Porosmedia.com, Bandung – Dinas Kependudukan dan Pencatatan Sipil (Disdukcapil) Kota Bandung terus memperkuat komitmennya dalam menyediakan pelayanan administrasi kependudukan yang adaptif terhadap perkembangan zaman, melalui digitalisasi layanan yang tidak hanya cepat dan praktis, tetapi juga mengutamakan keamanan serta menjangkau seluruh lapisan masyarakat.
Hal ini disampaikan oleh Plt. Sekretaris Disdukcapil, Valentina Winarni Yuliastuti, dan Analis Disdukcapil, Ratna Martina, dalam program siaran kolaboratif antara Radio Sonata dan PR FM bertajuk “Digitalisasi Adminduk: Aman, Cepat, dan Praktis!”, pada Kamis, 7 Agustus 2025.
Valentina menekankan bahwa pemahaman masyarakat mengenai fungsi Disdukcapil perlu diperluas. Administrasi kependudukan bukan sekadar urusan dokumen kelahiran atau pembuatan KTP, melainkan mencakup seluruh siklus kehidupan warga.
“Banyak yang mengira Disdukcapil hanya mengurus akta kelahiran atau KTP, padahal kami bekerja dari warga lahir, tumbuh, berpindah, menikah, hingga meninggal dunia. Semua terekam dalam sistem kependudukan,” jelasnya.
Ia juga menyoroti pentingnya pencatatan peristiwa kependudukan secara resmi, mulai dari kelahiran, kematian, perkawinan, hingga perpindahan penduduk, termasuk upaya pendataan terhadap kelompok rentan seperti penyandang disabilitas, warga binaan, hingga lansia.

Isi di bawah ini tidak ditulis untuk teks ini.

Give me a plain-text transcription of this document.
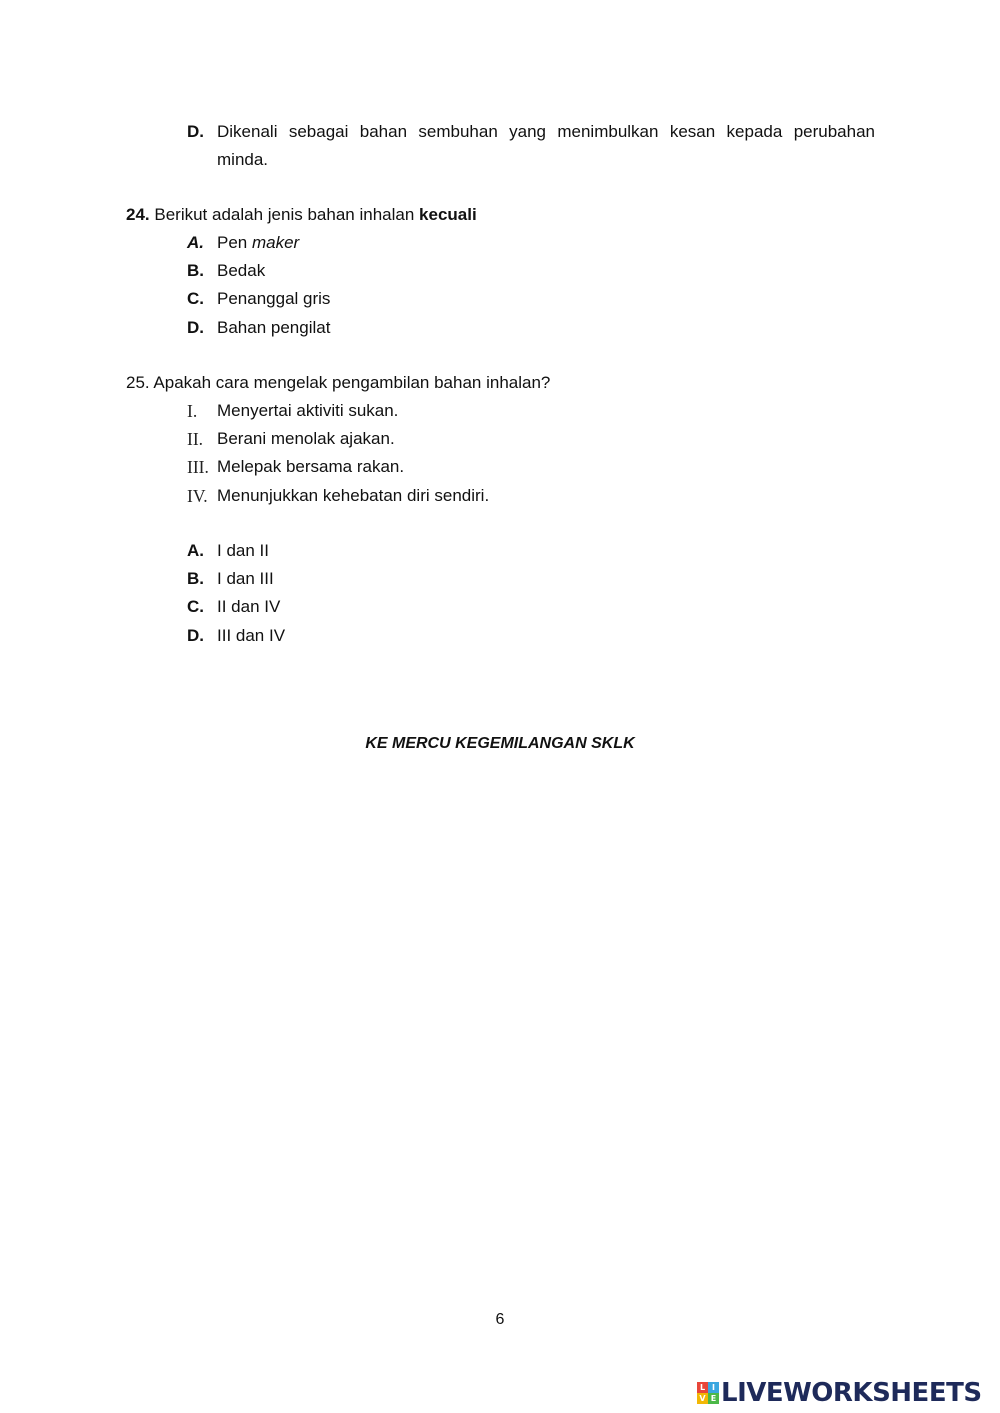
D. Dikenali sebagai bahan sembuhan yang menimbulkan kesan kepada perubahan
minda.
24. Berikut adalah jenis bahan inhalan kecuali
A. Pen maker
B. Bedak
C. Penanggal gris
D. Bahan pengilat
25. Apakah cara mengelak pengambilan bahan inhalan?
I. Menyertai aktiviti sukan.
II. Berani menolak ajakan.
III. Melepak bersama rakan.
IV. Menunjukkan kehebatan diri sendiri.
A. I dan II
B. I dan III
C. II dan IV
D. III dan IV
KE MERCU KEGEMILANGAN SKLK
6
L I
V E LIVEWORKSHEETS
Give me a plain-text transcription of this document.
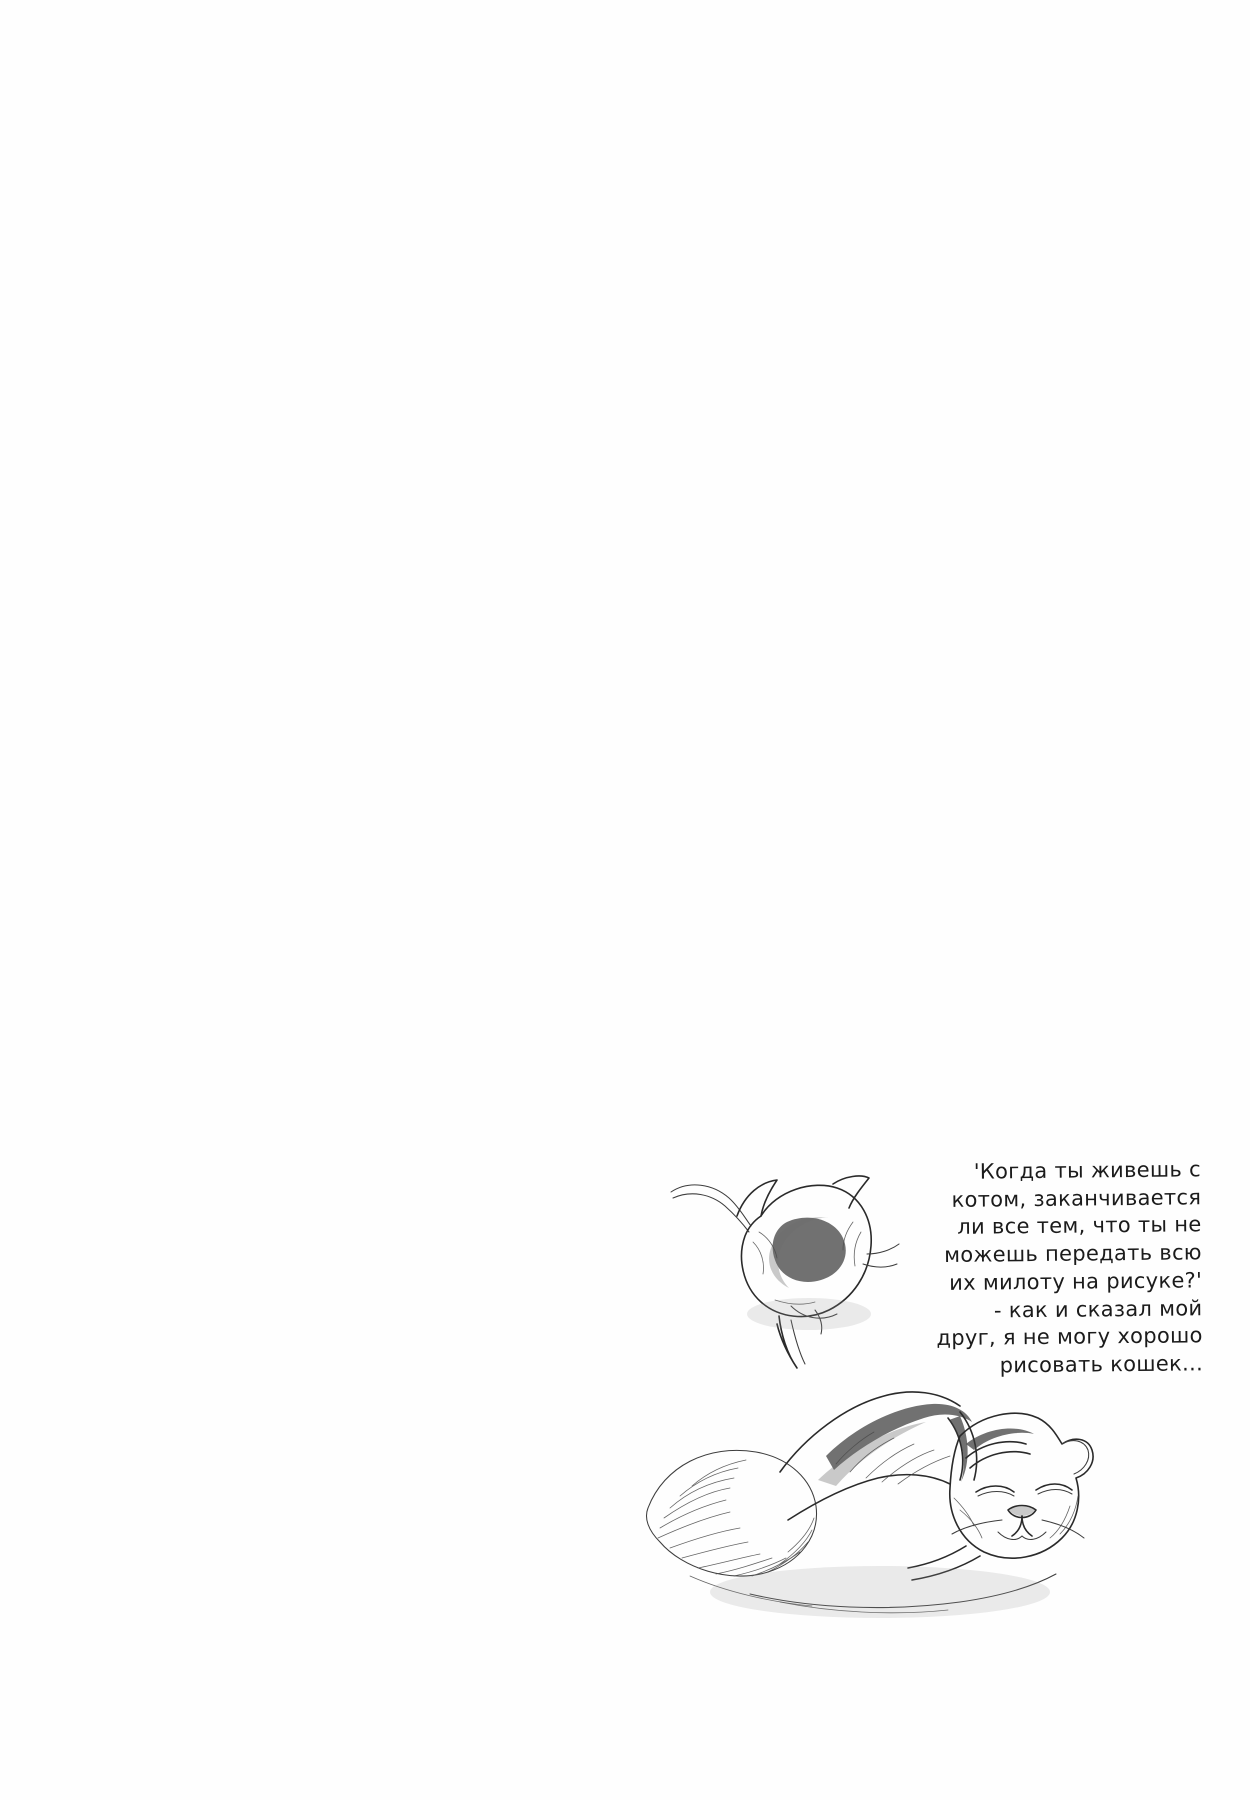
'Когда ты живешь с
котом, заканчивается
ли все тем, что ты не
можешь передать всю
их милоту на рисуке?'
- как и сказал мой
друг, я не могу хорошо
рисовать кошек...
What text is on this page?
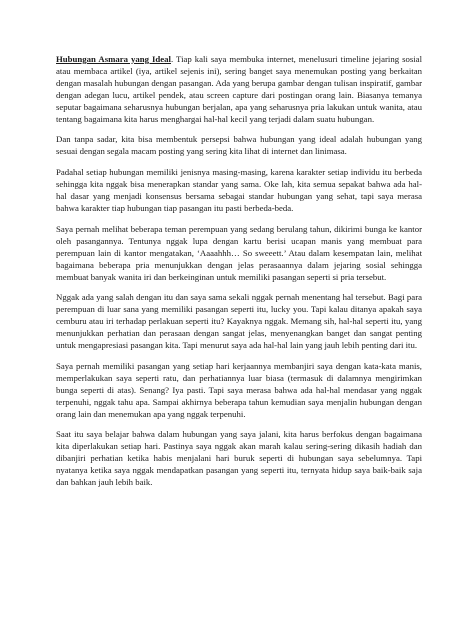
Hubungan Asmara yang Ideal. Tiap kali saya membuka internet, menelusuri timeline jejaring sosial atau membaca artikel (iya, artikel sejenis ini), sering banget saya menemukan posting yang berkaitan dengan masalah hubungan dengan pasangan. Ada yang berupa gambar dengan tulisan inspiratif, gambar dengan adegan lucu, artikel pendek, atau screen capture dari postingan orang lain. Biasanya temanya seputar bagaimana seharusnya hubungan berjalan, apa yang seharusnya pria lakukan untuk wanita, atau tentang bagaimana kita harus menghargai hal-hal kecil yang terjadi dalam suatu hubungan.

Dan tanpa sadar, kita bisa membentuk persepsi bahwa hubungan yang ideal adalah hubungan yang sesuai dengan segala macam posting yang sering kita lihat di internet dan linimasa.

Padahal setiap hubungan memiliki jenisnya masing-masing, karena karakter setiap individu itu berbeda sehingga kita nggak bisa menerapkan standar yang sama. Oke lah, kita semua sepakat bahwa ada hal-hal dasar yang menjadi konsensus bersama sebagai standar hubungan yang sehat, tapi saya merasa bahwa karakter tiap hubungan tiap pasangan itu pasti berbeda-beda.

Saya pernah melihat beberapa teman perempuan yang sedang berulang tahun, dikirimi bunga ke kantor oleh pasangannya. Tentunya nggak lupa dengan kartu berisi ucapan manis yang membuat para perempuan lain di kantor mengatakan, ‘Aaaahhh… So sweeett.’ Atau dalam kesempatan lain, melihat bagaimana beberapa pria menunjukkan dengan jelas perasaannya dalam jejaring sosial sehingga membuat banyak wanita iri dan berkeinginan untuk memiliki pasangan seperti si pria tersebut.

Nggak ada yang salah dengan itu dan saya sama sekali nggak pernah menentang hal tersebut. Bagi para perempuan di luar sana yang memiliki pasangan seperti itu, lucky you. Tapi kalau ditanya apakah saya cemburu atau iri terhadap perlakuan seperti itu? Kayaknya nggak. Memang sih, hal-hal seperti itu, yang menunjukkan perhatian dan perasaan dengan sangat jelas, menyenangkan banget dan sangat penting untuk mengapresiasi pasangan kita. Tapi menurut saya ada hal-hal lain yang jauh lebih penting dari itu.

Saya pernah memiliki pasangan yang setiap hari kerjaannya membanjiri saya dengan kata-kata manis, memperlakukan saya seperti ratu, dan perhatiannya luar biasa (termasuk di dalamnya mengirimkan bunga seperti di atas). Senang? Iya pasti. Tapi saya merasa bahwa ada hal-hal mendasar yang nggak terpenuhi, nggak tahu apa. Sampai akhirnya beberapa tahun kemudian saya menjalin hubungan dengan orang lain dan menemukan apa yang nggak terpenuhi.

Saat itu saya belajar bahwa dalam hubungan yang saya jalani, kita harus berfokus dengan bagaimana kita diperlakukan setiap hari. Pastinya saya nggak akan marah kalau sering-sering dikasih hadiah dan dibanjiri perhatian ketika habis menjalani hari buruk seperti di hubungan saya sebelumnya. Tapi nyatanya ketika saya nggak mendapatkan pasangan yang seperti itu, ternyata hidup saya baik-baik saja dan bahkan jauh lebih baik.
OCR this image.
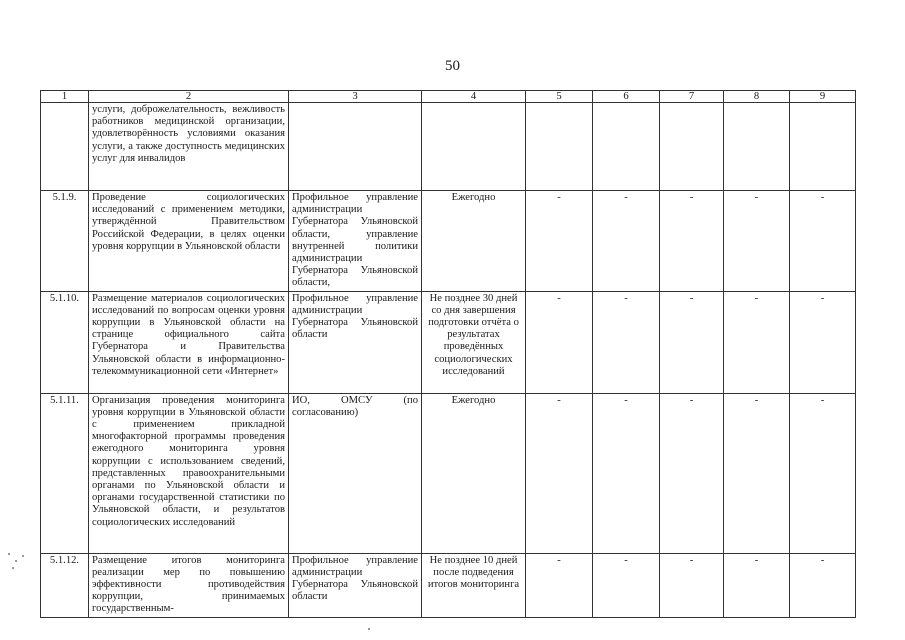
50
1	2	3	4	5	6	7	8	9
	услуги, доброжелательность, вежливость работников медицинской организации, удовлетворённость условиями оказания услуги, а также доступность медицинских услуг для инвалидов							
5.1.9.	Проведение социологических исследований с применением методики, утверждённой Правительством Российской Федерации, в целях оценки уровня коррупции в Ульяновской области	Профильное управление администрации Губернатора Ульяновской области, управление внутренней политики администрации Губернатора Ульяновской области,	Ежегодно	-	-	-	-	-
5.1.10.	Размещение материалов социологических исследований по вопросам оценки уровня коррупции в Ульяновской области на странице официального сайта Губернатора и Правительства Ульяновской области в информационно-телекоммуникационной сети «Интернет»	Профильное управление администрации Губернатора Ульяновской области	Не позднее 30 дней со дня завершения подготовки отчёта о результатах проведённых социологических исследований	-	-	-	-	-
5.1.11.	Организация проведения мониторинга уровня коррупции в Ульяновской области с применением прикладной многофакторной программы проведения ежегодного мониторинга уровня коррупции с использованием сведений, представленных правоохранительными органами по Ульяновской области и органами государственной статистики по Ульяновской области, и результатов социологических исследований	ИО, ОМСУ (по согласованию)	Ежегодно	-	-	-	-	-
5.1.12.	Размещение итогов мониторинга реализации мер по повышению эффективности противодействия коррупции, принимаемых государственным-	Профильное управление администрации Губернатора Ульяновской области	Не позднее 10 дней после подведения итогов мониторинга	-	-	-	-	-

“Prinsip dasar kami adalah tidak boleh ada satu pun warga yang terlewat. Semua warga negara berhak atas identitas hukum,” tegas Valentina.
Untuk menjawab tantangan pelayanan publik di era digital, Disdukcapil mengembangkan dua pendekatan strategis: digitalisasi layanan dan program jemput bola.
Program unggulan GEULIS (Gerai untuk Layanan Istimewa) kini hadir di sejumlah pusat perbelanjaan seperti D’Botanica, Metro Indah Mall, Summarecon Gedebage, serta instansi publik seperti DPRD dan MPP. Program ini dirancang untuk mempermudah akses warga terhadap layanan dasar kependudukan tanpa harus datang ke kantor dinas.
Disdukcapil juga mengoperasikan Mepeling (Mobil Pelayanan Keliling) yang menjangkau sekolah, kelurahan, hingga komunitas warga. Sementara untuk penduduk dengan hambatan mobilitas, tersedia petugas khusus seperti Bi Eha dan Mang Udin yang melakukan pelayanan perekaman langsung ke rumah atau rumah sakit.
Analis Disdukcapil, Ratna Martina, menjelaskan bahwa digitalisasi kini diperluas dengan program Identitas Kependudukan Digital (IKD) yang memungkinkan warga menyimpan data KTP elektronik dalam bentuk digital di ponsel pintar.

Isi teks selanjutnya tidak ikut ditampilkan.